Consider a matrix $A= \begin{pmatrix} 1 & 2 & 1\\ 3 & 6 & 1\\ 0 & 4 & 1 \end{pmatrix}$
I am applying the transformations on matrix $A$ to convert it to $U$ using the following matrices:
(The i,j in $E_{ij}$ denotes the element in matrix A which is fixed in order to transform it into $U$)
$E_{21} = \begin{pmatrix} 1 & 0 & 0\\ -3 & 1 & 0\\ 0 & 0 & 1 \end{pmatrix}$
$E_{31} = I_{3\times3}$
$P = \begin{pmatrix} 1 & 0 & 0\\ 0 & 0 & 1\\ 0 & 1 & 0 \end{pmatrix}$
Now
$U = \begin{pmatrix} 1 & 2 & 1\\ 0 & 4 & 1\\ 0 & 0 & -2 \end{pmatrix}$
If i write everything in matrix notation: $PE_{31}E_{21}A = U$
How should i convert this into $PA = LU$?
Basically the idea behind writing a Gaussian elimination outcome in the form $PA=LU$ is that you could have done all the swaps at the beginning and then just done the row scaling/addition afterward.
So here suppose you had swapped 2 and 3 initially. The scale/add step that you would have done to zero out the first column wouldn't be the same, because now what used to be row 2 is in row 3, so where you had $\begin{pmatrix} 1 & 0 & 0\\ -3 & 1 & 0\\ 0 & 0 & 1 \end{pmatrix}$ you would now have $\begin{pmatrix} 1 & 0 & 0\\ 0 & 1 & 0\\ -3 & 0 & 1 \end{pmatrix}$. So you make these modifications to any $E$ matrices that were applied after the row swap (moving the off-diagonal entry to correspond to which rows were being combined in the matrix after all the row swaps).

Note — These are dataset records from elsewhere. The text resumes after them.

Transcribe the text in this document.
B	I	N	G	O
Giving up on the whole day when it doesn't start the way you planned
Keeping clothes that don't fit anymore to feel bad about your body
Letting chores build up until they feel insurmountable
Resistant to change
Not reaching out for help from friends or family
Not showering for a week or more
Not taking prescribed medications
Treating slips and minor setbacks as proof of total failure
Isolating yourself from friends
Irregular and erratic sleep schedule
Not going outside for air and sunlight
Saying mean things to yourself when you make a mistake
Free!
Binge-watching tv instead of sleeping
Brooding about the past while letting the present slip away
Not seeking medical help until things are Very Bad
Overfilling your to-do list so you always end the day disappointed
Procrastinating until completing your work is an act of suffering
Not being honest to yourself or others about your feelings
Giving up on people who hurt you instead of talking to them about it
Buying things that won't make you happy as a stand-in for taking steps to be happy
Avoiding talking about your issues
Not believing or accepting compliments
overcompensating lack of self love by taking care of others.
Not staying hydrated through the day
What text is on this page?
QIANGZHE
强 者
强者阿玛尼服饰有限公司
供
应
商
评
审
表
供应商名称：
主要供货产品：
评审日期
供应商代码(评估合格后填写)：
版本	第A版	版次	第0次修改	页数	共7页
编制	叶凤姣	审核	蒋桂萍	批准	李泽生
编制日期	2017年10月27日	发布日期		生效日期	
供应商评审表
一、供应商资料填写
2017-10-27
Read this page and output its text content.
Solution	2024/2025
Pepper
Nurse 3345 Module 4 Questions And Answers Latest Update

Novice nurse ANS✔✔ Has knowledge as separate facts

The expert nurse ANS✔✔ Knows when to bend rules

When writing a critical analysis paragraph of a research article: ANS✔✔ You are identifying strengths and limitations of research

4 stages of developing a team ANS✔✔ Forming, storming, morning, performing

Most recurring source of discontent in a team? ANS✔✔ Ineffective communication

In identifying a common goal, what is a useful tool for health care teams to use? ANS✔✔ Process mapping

So here specifically it will look like
$$\begin{pmatrix} 1 & 0 & 0\\ 0 & 0 & 1\\ 0 & 1 & 0 \end{pmatrix} A = \begin{pmatrix} 1 & 0 & 0\\ 0 & 1 & 0\\ 3 & 0 & 1 \end{pmatrix} U$$
where we flipped the sign of the $-3$ in the $L$ when we inverted the $E$ matrix (as usual).